On my way to chorus rehearsal in Vancouver that week I was seething. Not because Defendants Ogden Murphy Wallace and Patrick Pearce exercised their right to seek discretionary review of the Court of Appeals’ decision, or because their Petition for Review was predictably sleazy, or even because I’ll be waiting until at least Fall 2020 to finally have my day in court. No, I was frustrated because as a lawyer and a writer, I knew I wouldn't be able to resist filing an Answer to Petition for Review. I couldn't think of anything I could say to the Supreme Court that would make it even less likely for them to accept Defendants’ half-baked appeal. And I used to write exactly this kind of brief for a living.

Then like the Grinch I had a terrible, horrible, wonderful idea – why not try to make it more likely that the Washington Supreme Court will take the case? 

The result is described in my recent blog essay “This is what ‘Impact Litigation’ Looks Like.” I have joined the strategically clueless folks at Ogden Murphy in urging the Supreme Court to accept review. This case indeed presents important issues of substantial public interest that should be determined by our Supreme Court. Hopefully the Court will take this opportunity to provide guidance to lower courts and the public – not just about the proper interpretation of Washington’s whistleblower protection statute, but also about how the legal system should respond when lawyers start lying, and then won’t stop.
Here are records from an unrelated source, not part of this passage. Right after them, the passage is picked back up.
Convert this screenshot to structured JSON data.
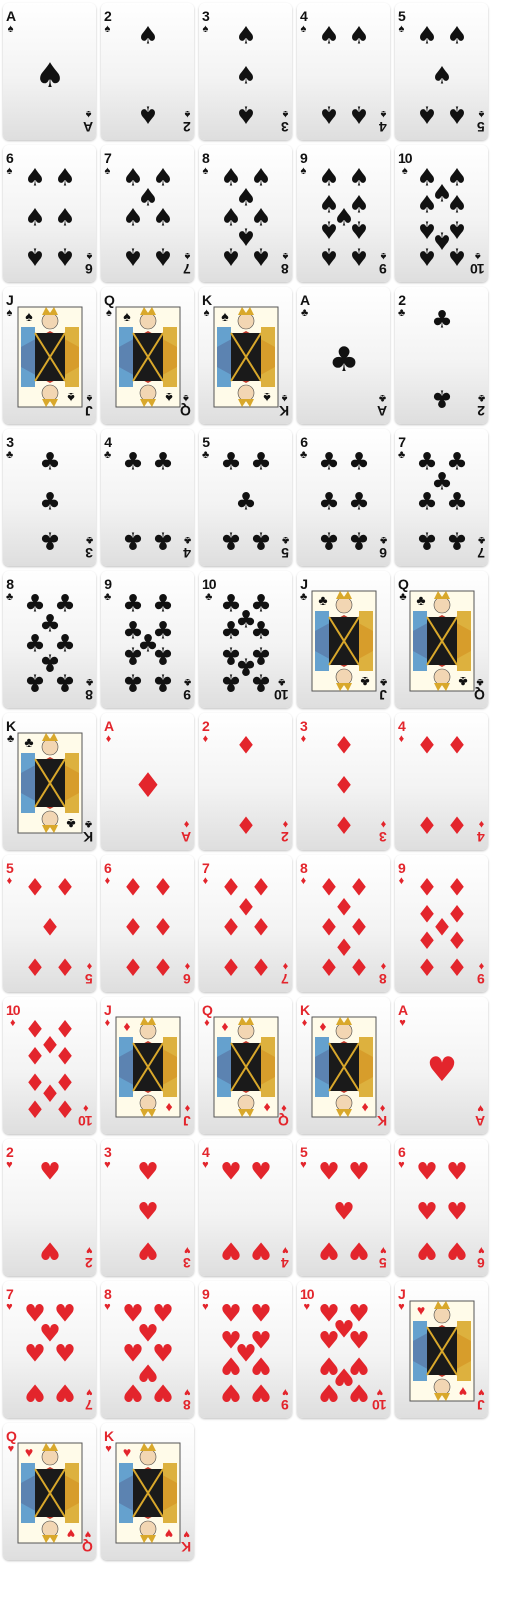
{
  "deck": {
    "columns": 5,
    "colors": {
      "black": "#111111",
      "red": "#e3252c",
      "face_gold": "#d9a82b",
      "face_blue": "#4a90c9",
      "face_red": "#c0392b"
    },
    "suit_icons": {
      "spades": "♠",
      "clubs": "♣",
      "diamonds": "♦",
      "hearts": "♥"
    },
    "cards": [
      {
        "rank": "A",
        "suit": "spades"
      },
      {
        "rank": "2",
        "suit": "spades"
      },
      {
        "rank": "3",
        "suit": "spades"
      },
      {
        "rank": "4",
        "suit": "spades"
      },
      {
        "rank": "5",
        "suit": "spades"
      },
      {
        "rank": "6",
        "suit": "spades"
      },
      {
        "rank": "7",
        "suit": "spades"
      },
      {
        "rank": "8",
        "suit": "spades"
      },
      {
        "rank": "9",
        "suit": "spades"
      },
      {
        "rank": "10",
        "suit": "spades"
      },
      {
        "rank": "J",
        "suit": "spades"
      },
      {
        "rank": "Q",
        "suit": "spades"
      },
      {
        "rank": "K",
        "suit": "spades"
      },
      {
        "rank": "A",
        "suit": "clubs"
      },
      {
        "rank": "2",
        "suit": "clubs"
      },
      {
        "rank": "3",
        "suit": "clubs"
      },
      {
        "rank": "4",
        "suit": "clubs"
      },
      {
        "rank": "5",
        "suit": "clubs"
      },
      {
        "rank": "6",
        "suit": "clubs"
      },
      {
        "rank": "7",
        "suit": "clubs"
      },
      {
        "rank": "8",
        "suit": "clubs"
      },
      {
        "rank": "9",
        "suit": "clubs"
      },
      {
        "rank": "10",
        "suit": "clubs"
      },
      {
        "rank": "J",
        "suit": "clubs"
      },
      {
        "rank": "Q",
        "suit": "clubs"
      },
      {
        "rank": "K",
        "suit": "clubs"
      },
      {
        "rank": "A",
        "suit": "diamonds"
      },
      {
        "rank": "2",
        "suit": "diamonds"
      },
      {
        "rank": "3",
        "suit": "diamonds"
      },
      {
        "rank": "4",
        "suit": "diamonds"
      },
      {
        "rank": "5",
        "suit": "diamonds"
      },
      {
        "rank": "6",
        "suit": "diamonds"
      },
      {
        "rank": "7",
        "suit": "diamonds"
      },
      {
        "rank": "8",
        "suit": "diamonds"
      },
      {
        "rank": "9",
        "suit": "diamonds"
      },
      {
        "rank": "10",
        "suit": "diamonds"
      },
      {
        "rank": "J",
        "suit": "diamonds"
      },
      {
        "rank": "Q",
        "suit": "diamonds"
      },
      {
        "rank": "K",
        "suit": "diamonds"
      },
      {
        "rank": "A",
        "suit": "hearts"
      },
      {
        "rank": "2",
        "suit": "hearts"
      },
      {
        "rank": "3",
        "suit": "hearts"
      },
      {
        "rank": "4",
        "suit": "hearts"
      },
      {
        "rank": "5",
        "suit": "hearts"
      },
      {
        "rank": "6",
        "suit": "hearts"
      },
      {
        "rank": "7",
        "suit": "hearts"
      },
      {
        "rank": "8",
        "suit": "hearts"
      },
      {
        "rank": "9",
        "suit": "hearts"
      },
      {
        "rank": "10",
        "suit": "hearts"
      },
      {
        "rank": "J",
        "suit": "hearts"
      },
      {
        "rank": "Q",
        "suit": "hearts"
      },
      {
        "rank": "K",
        "suit": "hearts"
      }
    ]
  }
}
My original “Pivot” essay began like this:  

The verb “pivot” means to reach a point and then turn in a new direction. Like a basketball player. Or the Titanic. 
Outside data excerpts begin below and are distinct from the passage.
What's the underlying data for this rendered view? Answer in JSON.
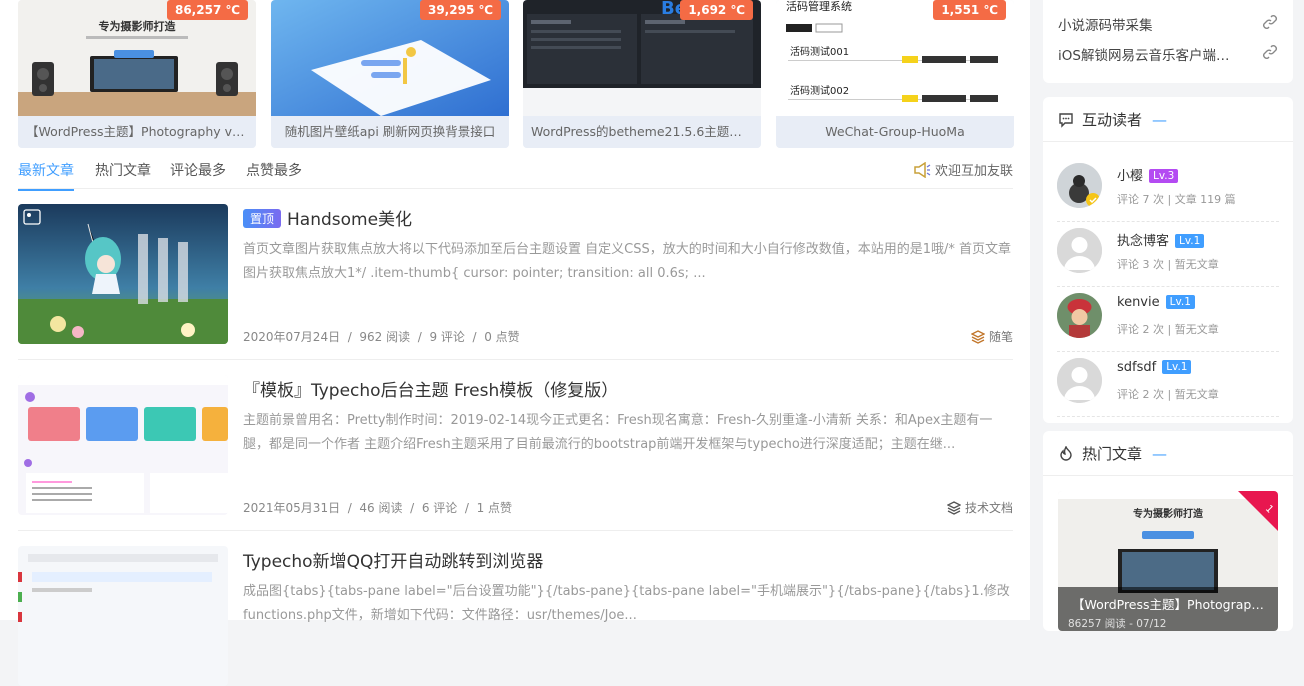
{
  "top_cards": [
    {
      "temp": "86,257 ℃",
      "title": "【WordPress主题】Photography v6.…",
      "thumb_text": "专为摄影师打造"
    },
    {
      "temp": "39,295 ℃",
      "title": "随机图片壁纸api 刷新网页换背景接口"
    },
    {
      "temp": "1,692 ℃",
      "title": "WordPress的betheme21.5.6主题，自…",
      "thumb_text": "Be"
    },
    {
      "temp": "1,551 ℃",
      "title": "WeChat-Group-HuoMa",
      "thumb_text": "活码管理系统",
      "row1": "活码测试001",
      "row2": "活码测试002"
    }
  ],
  "tabs": [
    "最新文章",
    "热门文章",
    "评论最多",
    "点赞最多"
  ],
  "friend_link": "欢迎互加友联",
  "articles": [
    {
      "pin": "置顶",
      "title": "Handsome美化",
      "desc": "首页文章图片获取焦点放大将以下代码添加至后台主题设置 自定义CSS，放大的时间和大小自行修改数值，本站用的是1哦/* 首页文章图片获取焦点放大1*/ .item-thumb{ cursor: pointer; transition: all 0.6s; ...",
      "date": "2020年07月24日",
      "views": "962 阅读",
      "comments": "9 评论",
      "likes": "0 点赞",
      "category": "随笔"
    },
    {
      "title": "『模板』Typecho后台主题 Fresh模板（修复版）",
      "desc": "主题前景曾用名：Pretty制作时间：2019-02-14现今正式更名：Fresh现名寓意：Fresh-久别重逢-小清新 关系：和Apex主题有一腿，都是同一个作者 主题介绍Fresh主题采用了目前最流行的bootstrap前端开发框架与typecho进行深度适配；主题在继...",
      "date": "2021年05月31日",
      "views": "46 阅读",
      "comments": "6 评论",
      "likes": "1 点赞",
      "category": "技术文档"
    },
    {
      "title": "Typecho新增QQ打开自动跳转到浏览器",
      "desc": "成品图{tabs}{tabs-pane label=\"后台设置功能\"}{/tabs-pane}{tabs-pane label=\"手机端展示\"}{/tabs-pane}{/tabs}1.修改functions.php文件，新增如下代码：文件路径：usr/themes/Joe..."
    }
  ],
  "links": [
    "小说源码带采集",
    "iOS解锁网易云音乐客户端…"
  ],
  "readers_title": "互动读者",
  "readers": [
    {
      "name": "小樱",
      "level": "Lv.3",
      "level_color": "#b44bf2",
      "stat": "评论 7 次 |  文章 119 篇"
    },
    {
      "name": "执念博客",
      "level": "Lv.1",
      "level_color": "#409eff",
      "stat": "评论 3 次 |  暂无文章"
    },
    {
      "name": "kenvie",
      "level": "Lv.1",
      "level_color": "#409eff",
      "stat": "评论 2 次 |  暂无文章"
    },
    {
      "name": "sdfsdf",
      "level": "Lv.1",
      "level_color": "#409eff",
      "stat": "评论 2 次 |  暂无文章"
    }
  ],
  "hot_title": "热门文章",
  "hot": {
    "rank": "1",
    "title": "【WordPress主题】Photograp…",
    "meta": "86257 阅读 - 07/12",
    "thumb_text": "专为摄影师打造"
  },
  "colors": {
    "accent": "#409eff",
    "temp": "#f46b45"
  }
}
As I pivoted, I promised my parents and my lawyers that I would shut up and move on. I meant it. But thanks to the megaphone provided by Defendant Ogden Murphy Wallace PLLC, Seattle’s sleaziest bottom-feeding law firm®, this fall’s new direction has involved the kind of shuffling pivot that most referees would call traveling. 
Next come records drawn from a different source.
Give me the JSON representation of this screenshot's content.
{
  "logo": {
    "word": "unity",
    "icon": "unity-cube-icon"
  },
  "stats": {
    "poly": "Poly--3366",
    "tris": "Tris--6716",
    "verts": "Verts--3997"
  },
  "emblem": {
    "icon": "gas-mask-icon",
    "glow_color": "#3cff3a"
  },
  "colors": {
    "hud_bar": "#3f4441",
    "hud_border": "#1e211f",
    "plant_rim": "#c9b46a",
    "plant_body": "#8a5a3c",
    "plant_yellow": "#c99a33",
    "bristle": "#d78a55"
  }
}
Long ago, a grateful law firm partner gave me a bottle of vintage champagne. I still don't know what Dom Perignon’s 1999 vintage actually tastes like. For years it was impossible to identify any occasion that would justify opening a $200+ bottle of champagne. 

Eventually I zeroed in on three possibilities:  becoming a judge, saving my house on Whidbey Island, or finding a real boyfriend. All three turned out to be hopeless causes. The bottle is still sealed in its box.

According to Wine Spectator, the Dom Perignon 1999 vintage is “best from 2008 through 2020.” I’m running out of time. Fortunately, I’m confident there will be interesting developments soon in my ongoing litigation and public education campaigns. Whatever happens, I’ll be ready to write about it. Then propose a toast. And then write some more.